Monday, August 08, 2005

...And That's All I'm Going To Say About It

A prayer for the ELCA Churchwide Assembly in Orlando this week, and for all of us in the ELCA, based on a prayer by Thomas Merton:

LORD GOD, we have no idea where we are going.
We do not see the road ahead of us.
We cannot know for certain where it will end.
Nor do we really know ourselves, and the fact that we think that we are following your will does not mean that we are actually doing so.
But we believe that the desire to please you does in fact please you.
And we hope we have that desire in all that we do.
We hope that we will never do anything apart from that desire.
And we know that if we do this you will lead us by the right road though we may know nothing about it.
Therefore will we trust you always though we may seem to be lost and in the shadow of death.
We will not fear, for you are ever with us, and you will never leave us to face our perils alone. AMEN.

5 comments:

Wayne said...

Regarding clear channel radioes. There was one from Oklahoma City that we used to listen to, but cannot remember the name. Does anyone know what I am talking about.

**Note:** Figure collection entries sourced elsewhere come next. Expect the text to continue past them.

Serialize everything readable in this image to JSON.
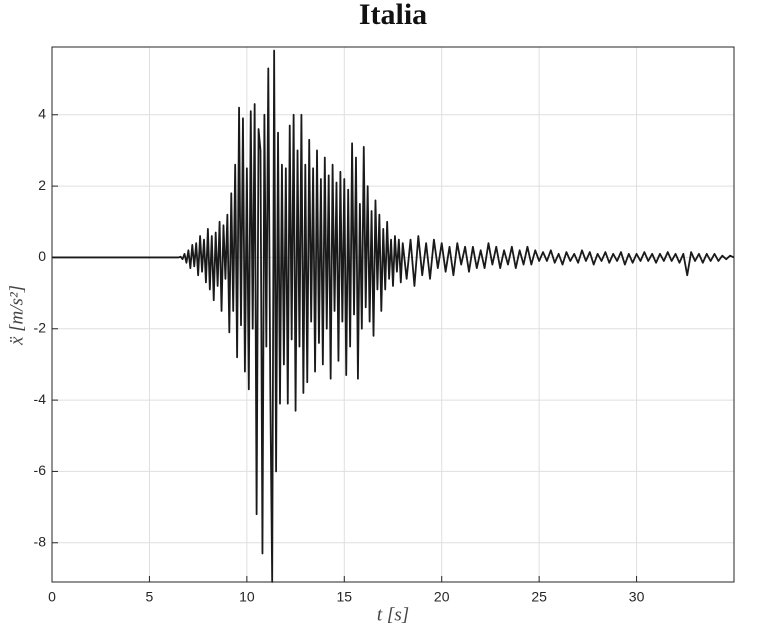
{
  "chart_data": {
    "type": "line",
    "title": "Italia",
    "x_label": "t [s]",
    "y_label": "ẍ [m/s²]",
    "xlim": [
      0,
      35
    ],
    "ylim": [
      -9.1,
      5.9
    ],
    "xticks": [
      0,
      5,
      10,
      15,
      20,
      25,
      30
    ],
    "yticks": [
      -8,
      -6,
      -4,
      -2,
      0,
      2,
      4
    ],
    "grid": true,
    "x": [
      0,
      6.5,
      6.6,
      6.7,
      6.8,
      6.9,
      7.0,
      7.1,
      7.2,
      7.3,
      7.4,
      7.5,
      7.6,
      7.7,
      7.8,
      7.9,
      8.0,
      8.1,
      8.2,
      8.3,
      8.4,
      8.5,
      8.6,
      8.7,
      8.8,
      8.9,
      9.0,
      9.1,
      9.2,
      9.3,
      9.4,
      9.5,
      9.6,
      9.7,
      9.8,
      9.9,
      10.0,
      10.1,
      10.2,
      10.3,
      10.4,
      10.5,
      10.6,
      10.7,
      10.8,
      10.9,
      11.0,
      11.1,
      11.2,
      11.3,
      11.4,
      11.5,
      11.6,
      11.7,
      11.8,
      11.9,
      12.0,
      12.1,
      12.2,
      12.3,
      12.4,
      12.5,
      12.6,
      12.7,
      12.8,
      12.9,
      13.0,
      13.1,
      13.2,
      13.3,
      13.4,
      13.5,
      13.6,
      13.7,
      13.8,
      13.9,
      14.0,
      14.1,
      14.2,
      14.3,
      14.4,
      14.5,
      14.6,
      14.7,
      14.8,
      14.9,
      15.0,
      15.1,
      15.2,
      15.3,
      15.4,
      15.5,
      15.6,
      15.7,
      15.8,
      15.9,
      16.0,
      16.1,
      16.2,
      16.3,
      16.4,
      16.5,
      16.6,
      16.7,
      16.8,
      16.9,
      17.0,
      17.1,
      17.2,
      17.3,
      17.4,
      17.5,
      17.6,
      17.7,
      17.8,
      17.9,
      18.0,
      18.2,
      18.4,
      18.6,
      18.8,
      19.0,
      19.2,
      19.4,
      19.6,
      19.8,
      20.0,
      20.2,
      20.4,
      20.6,
      20.8,
      21.0,
      21.2,
      21.4,
      21.6,
      21.8,
      22.0,
      22.2,
      22.4,
      22.6,
      22.8,
      23.0,
      23.2,
      23.4,
      23.6,
      23.8,
      24.0,
      24.2,
      24.4,
      24.6,
      24.8,
      25.0,
      25.2,
      25.4,
      25.6,
      25.8,
      26.0,
      26.2,
      26.4,
      26.6,
      26.8,
      27.0,
      27.2,
      27.4,
      27.6,
      27.8,
      28.0,
      28.2,
      28.4,
      28.6,
      28.8,
      29.0,
      29.2,
      29.4,
      29.6,
      29.8,
      30.0,
      30.2,
      30.4,
      30.6,
      30.8,
      31.0,
      31.2,
      31.4,
      31.6,
      31.8,
      32.0,
      32.2,
      32.4,
      32.6,
      32.8,
      33.0,
      33.2,
      33.4,
      33.6,
      33.8,
      34.0,
      34.2,
      34.4,
      34.6,
      34.8,
      35.0
    ],
    "series": [
      {
        "color": "#1a1a1a",
        "values": [
          0,
          0,
          0.02,
          -0.05,
          0.1,
          -0.15,
          0.2,
          -0.3,
          0.35,
          -0.25,
          0.4,
          -0.5,
          0.6,
          -0.4,
          0.5,
          -0.7,
          0.8,
          -0.9,
          0.6,
          -1.2,
          0.7,
          -0.8,
          1.0,
          -1.5,
          0.9,
          -0.6,
          1.2,
          -2.1,
          1.8,
          -1.5,
          2.6,
          -2.8,
          4.2,
          -1.9,
          3.9,
          -3.2,
          2.5,
          -3.7,
          4.1,
          -2.0,
          4.3,
          -7.2,
          3.6,
          3.0,
          -8.3,
          4.0,
          -2.5,
          5.3,
          -3.5,
          -9.1,
          5.8,
          -6.0,
          3.5,
          -4.1,
          2.6,
          -3.0,
          2.5,
          -4.1,
          3.7,
          -2.3,
          4.0,
          -4.3,
          3.0,
          -2.5,
          4.0,
          -3.8,
          2.6,
          -3.5,
          3.3,
          -1.8,
          2.5,
          -3.2,
          3.0,
          -2.4,
          2.2,
          -3.0,
          2.8,
          -2.0,
          2.3,
          -3.4,
          2.6,
          -1.5,
          2.1,
          -2.9,
          2.4,
          -1.8,
          2.2,
          -3.3,
          1.9,
          -2.5,
          3.2,
          -1.6,
          2.8,
          -3.4,
          1.5,
          -2.0,
          3.1,
          -1.4,
          2.0,
          -1.8,
          1.3,
          -2.2,
          1.6,
          -0.9,
          1.2,
          -1.5,
          0.8,
          -0.9,
          1.0,
          -0.6,
          0.5,
          -0.8,
          0.6,
          -0.4,
          0.5,
          -0.7,
          0.4,
          -0.6,
          0.5,
          -0.8,
          0.6,
          -0.5,
          0.4,
          -0.6,
          0.5,
          -0.3,
          0.4,
          -0.4,
          0.3,
          -0.5,
          0.4,
          -0.2,
          0.3,
          -0.4,
          0.3,
          -0.3,
          0.2,
          -0.3,
          0.4,
          -0.2,
          0.3,
          -0.3,
          0.2,
          -0.2,
          0.3,
          -0.3,
          0.2,
          -0.2,
          0.3,
          -0.2,
          0.2,
          -0.1,
          0.15,
          -0.1,
          0.2,
          -0.15,
          0.1,
          -0.2,
          0.15,
          -0.1,
          0.1,
          -0.15,
          0.2,
          -0.1,
          0.15,
          -0.2,
          0.1,
          -0.1,
          0.15,
          -0.15,
          0.1,
          -0.1,
          0.15,
          -0.2,
          0.1,
          -0.15,
          0.1,
          -0.1,
          0.15,
          -0.1,
          0.1,
          -0.15,
          0.1,
          -0.1,
          0.15,
          -0.1,
          0.1,
          -0.15,
          0.1,
          -0.5,
          0.15,
          -0.1,
          0.1,
          -0.15,
          0.1,
          -0.1,
          0.1,
          -0.1,
          0.05,
          -0.05,
          0.05,
          0.0
        ]
      }
    ]
  }
}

I also listen to Chicago and Wolfman.

Kathryn said...

Great prayer...one of my favourites. Thanks for posting it...I think we could pray it no less appropriately for the Anglican Communion, and indeed for the Church throughout the world (though I suspect that some denominations might question the fact that they don't know exactly where they are going!)

J.C. Fisher said...

I've loved that prayer, ever since I first found it in Day by Day (the Notre Dame Student Prayer Book, c. '77 edition) at my Episcopal Church's rummage sale in the early 80s. (That was about the same time I discovered Thomas "Won't ever be canonized by the current RCC" Merton. Mmmmm!)

I will pray for the ELCA: may the follow along---even pass and lead!---the bold Gospel path of their covenant-partner (!), ECUSA. :-D

Bag Lady said...

It's one of my favorate prayers, and yet it has such a bitter edge to it.

I have heard people pray it whom I truly believed were engaging in willful blindness -- hence the bitterness. There's no absolution in it for such blindness, but it's difficult to call someone on it... (bitter vestry meetings)...

LutheranChik said...

Bag Lady: I know what you mean. On the other hand...this spring I was in a contentious OT lecture with one guy...he and I are probably at opposite poles regarding how we read Scripture, but...he was trying, so hard, to understand the other side. He really struggles with our class material because it pushes him out of his comfort zone and makes him feel like he's losing his faith bearings. I know I disagree with him profoundly in some ways, but if I heard him praying Merton's prayer I'd know it was absolutely sincere on his part. And I'd like to believe he'd feel the same about me.